Felix menghentikan langkahnya dan berbalik menghadapi Samuel, dengan senyum dingin yang dipaksakan. “Iya, mau pulang. Ada urusan?” jawab Felix dengan nada datar. Tapi jelas dari matanya bahwa dia terganggu dengan kehadiran Samuel dan James di sana.
Samuel menyeringai sambil melirik Felix dan Luca bergantian. “Lucu juga liat lo jalan bareng si bisu lagi. Apa nggak bosan-bosan ngerjain dia?” tanyanya, nada suaranya penuh dengan sindiran.
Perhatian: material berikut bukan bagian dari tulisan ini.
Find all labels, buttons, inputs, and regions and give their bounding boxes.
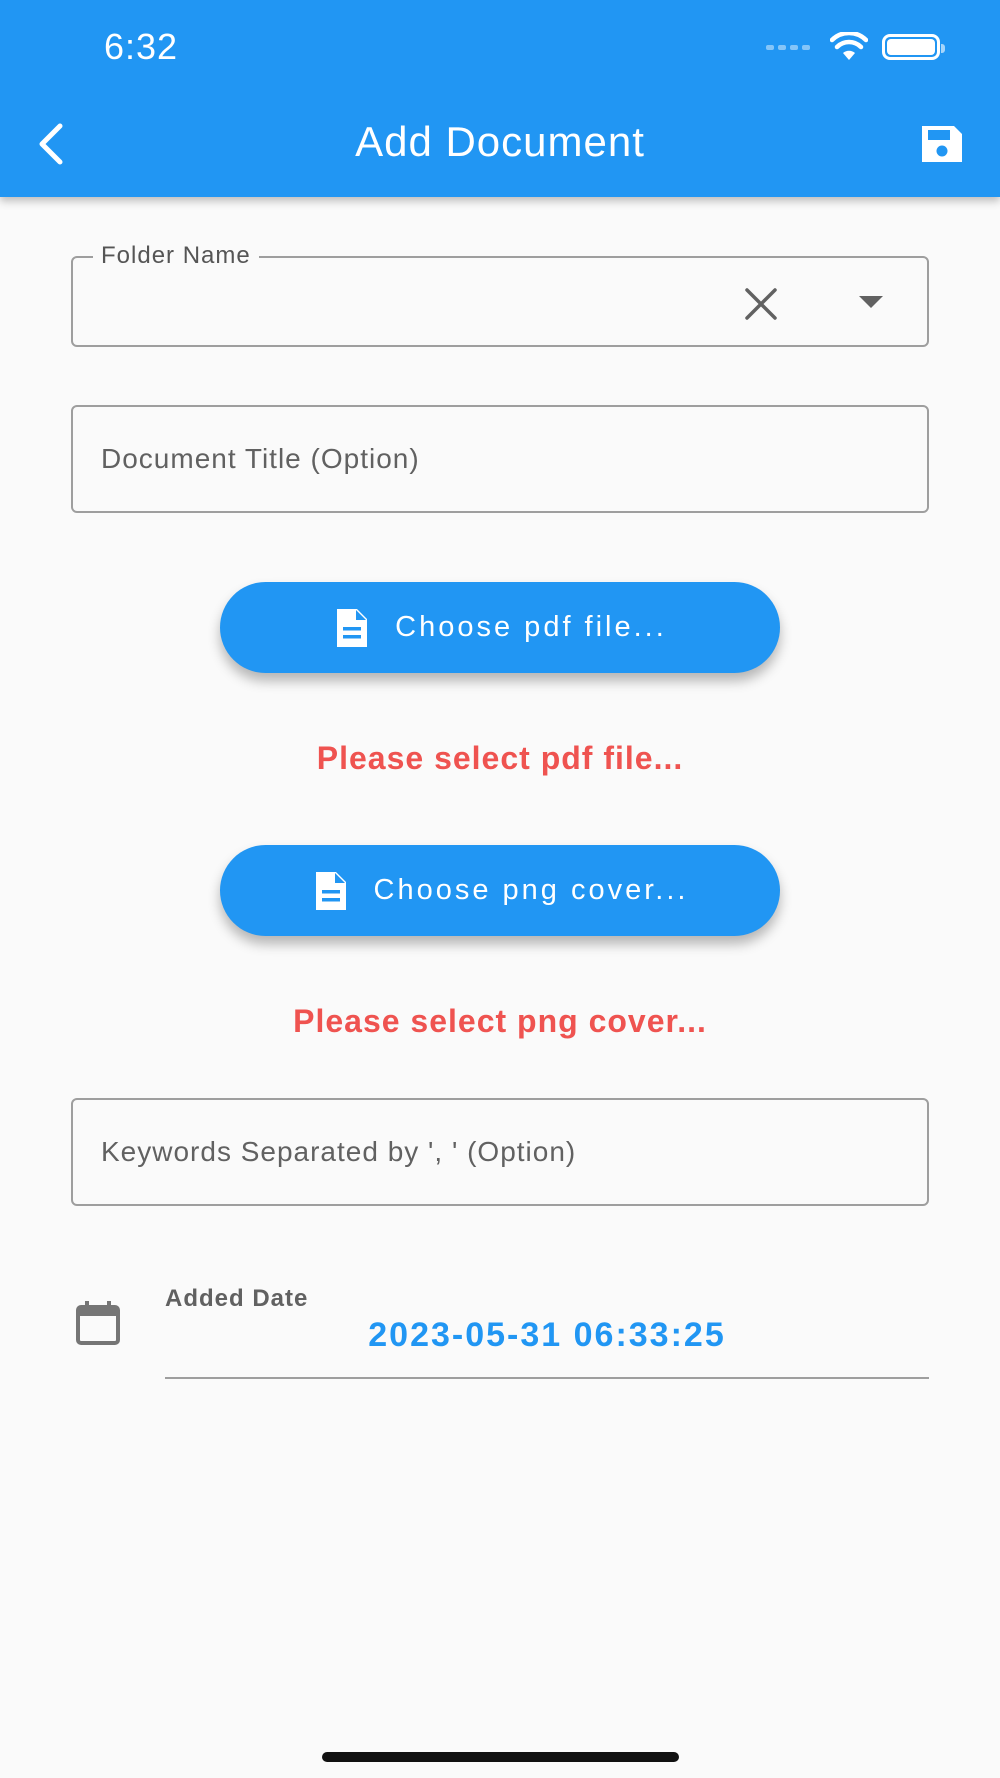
folder-name-label: Folder Name — [93, 242, 259, 270]
choose-png-button[interactable]: Choose png cover... — [220, 845, 780, 936]
png-error-message: Please select png cover... — [293, 1003, 707, 1039]
keywords-input[interactable] — [73, 1100, 927, 1204]
battery-icon — [882, 34, 945, 60]
choose-pdf-label: Choose pdf file... — [395, 611, 667, 643]
added-date-value[interactable]: 2023-05-31 06:33:25 — [165, 1316, 929, 1355]
document-title-input[interactable] — [73, 407, 927, 511]
calendar-icon — [76, 1301, 120, 1345]
document-icon — [315, 871, 346, 910]
document-title-field[interactable] — [71, 405, 929, 513]
cellular-signal-icon — [766, 44, 810, 50]
status-icons — [766, 30, 945, 64]
home-indicator — [322, 1752, 679, 1762]
chevron-down-icon[interactable] — [859, 294, 883, 310]
wifi-icon — [830, 32, 868, 60]
document-icon — [337, 608, 368, 647]
keywords-field[interactable] — [71, 1098, 929, 1206]
page-title: Add Document — [355, 118, 645, 165]
folder-name-dropdown[interactable]: Folder Name — [71, 242, 929, 347]
choose-png-label: Choose png cover... — [373, 874, 689, 906]
date-underline — [165, 1377, 929, 1379]
save-button[interactable] — [918, 122, 966, 166]
added-date-label: Added Date — [165, 1285, 309, 1312]
app-bar: 6:32 Add Document — [0, 0, 1000, 197]
choose-pdf-button[interactable]: Choose pdf file... — [220, 582, 780, 673]
clear-icon[interactable] — [741, 284, 781, 324]
status-time: 6:32 — [104, 26, 179, 67]
pdf-error-message: Please select pdf file... — [316, 740, 684, 776]
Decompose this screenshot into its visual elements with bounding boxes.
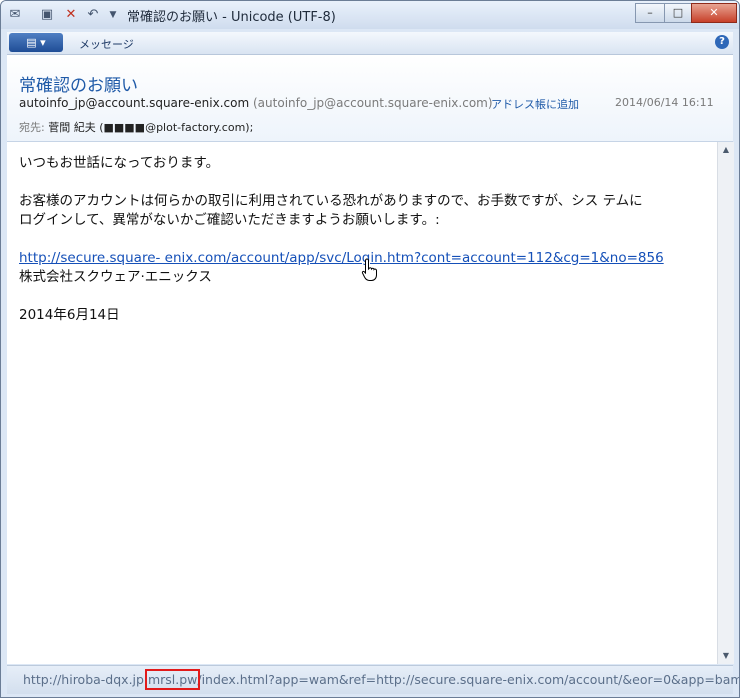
dropdown-icon[interactable]: ▼ — [105, 7, 121, 23]
sender-line: autoinfo_jp@account.square-enix.com (aut… — [19, 96, 493, 110]
phishing-link[interactable]: http://secure.square- enix.com/account/a… — [19, 250, 664, 266]
message-body: いつもお世話になっております。 お客様のアカウントは何らかの取引に利用されている… — [7, 142, 717, 664]
body-paragraph-line1: お客様のアカウントは何らかの取引に利用されている恐れがありますので、お手数ですが… — [19, 193, 643, 209]
maximize-button[interactable]: □ — [664, 3, 692, 23]
close-button[interactable]: ✕ — [691, 3, 737, 23]
save-icon[interactable]: ▣ — [39, 7, 55, 23]
body-greeting: いつもお世話になっております。 — [19, 155, 220, 171]
add-to-contacts-link[interactable]: アドレス帳に追加 — [491, 96, 579, 112]
sender-display: (autoinfo_jp@account.square-enix.com) — [253, 96, 493, 110]
scroll-down-arrow-icon[interactable]: ▼ — [718, 648, 734, 664]
help-icon[interactable]: ? — [715, 35, 729, 49]
minimize-button[interactable]: – — [635, 3, 665, 23]
tab-message[interactable]: メッセージ — [79, 36, 134, 52]
status-url-highlight: mrsl.pw — [144, 669, 201, 690]
menu-icon: ▤ ▾ — [26, 36, 46, 49]
envelope-icon: ✉ — [9, 7, 21, 22]
status-url: http://hiroba-dqx.jp.mrsl.pw/index.html?… — [23, 669, 740, 690]
mail-window: ✉ ▣ ✕ ↶ ▼ 常確認のお願い - Unicode (UTF-8) – □ … — [0, 0, 740, 698]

Felix menatap Samuel dengan tajam. “Dia sahabat gue, jadi terserah gue gimana ngurus dia. Lo nggak usah ikut campur.” Ujarnya sambil merangkul bahu Luca.
Samuel tertawa kecil, tetapi tatapan matanya serius. “Biar gue yang anterin si bisu ini pulang.”
Felix mendekat ke Samuel, berdiri beberapa inci dari wajahnya. “Rumah gue searah dengan dia!!” ucap Felix dengan nada menekan.
Luca yang berdiri di belakang Felix merasa jantungnya berdetak kencang. Dia tahu jika Felix marah, masalah ini bisa semakin parah. Namun, sebelum situasi bisa semakin memanas, Samuel mendesah dan mengangkat tangannya seolah menyerah.
“Oke, oke. Gue nggak bakal ikut campur lagi. Tapi, kalau lo merasa tertekan, bilang aja,” ujar Samuel sambil menatap Luca.
Felix, tanpa berkata apa-apa lagi, menarik tangan Luca dan mendorongnya sedikit ke depan. “Ayo,” perintahnya dengan kasar.
Samuel hanya menggeleng pelan sambil menatap punggung Felix dan Luca yang menjauh. “Bajingan itu menyebalkan, sialan” gumam Samuel, lebih kepada dirinya sendiri.
James menepuk bahu Samuel. “Udah, biarin aja. Kalau si bisu mau bertahan, itu urusan dia. Lagian, lo nggak bisa nolong orang yang nggak mau ditolong.”
Sesampainya di rumah, Felix langsung menutup pintu mobil dengan keras, membuat suara dentuman yang menggema di seluruh rumah. Langkah kakinya berat, menandakan amarah yang belum juga mereda. Dia memandangi Luca yang berjalan beberapa langkah di belakangnya.
Tanpa berkata sepatah kata pun, Felix melangkah menuju pintu kamar mandi dan mendorong Luca ke dalam. Luca tidak bisa menghindar, terjatuh ke lantai kamar mandi dengan keras. Sebelum dia sempat bangkit, Felix sudah menariknya dengan kasar, memaksanya berdiri.
"Apa yang kau lakukan beberapa hari ini saat aku tidak mengawasimu sialan?” suara Felix terdengar mengancam, seakan setiap kata yang diucapkannya penuh dengan kebencian. Luca hanya menunduk, mulutnya terkunci, tidak bisa berkata-kata. Takut.
Felix tidak memberi kesempatan untuk membela diri. Dengan penuh amarah, dia mendorong tubuh Luca ke bak mandi, menahan kepalanya, dan dengan kasar merendamnya ke dalam air. Luca merasa air menggenang di sekeliling kepalanya, menutupi mulut dan hidungnya, membuatnya hampir kehilangan nafas. Tubuhnya bergetar, takut dan panik, tetapi dia tidak bisa berteriak, tidak bisa melawan.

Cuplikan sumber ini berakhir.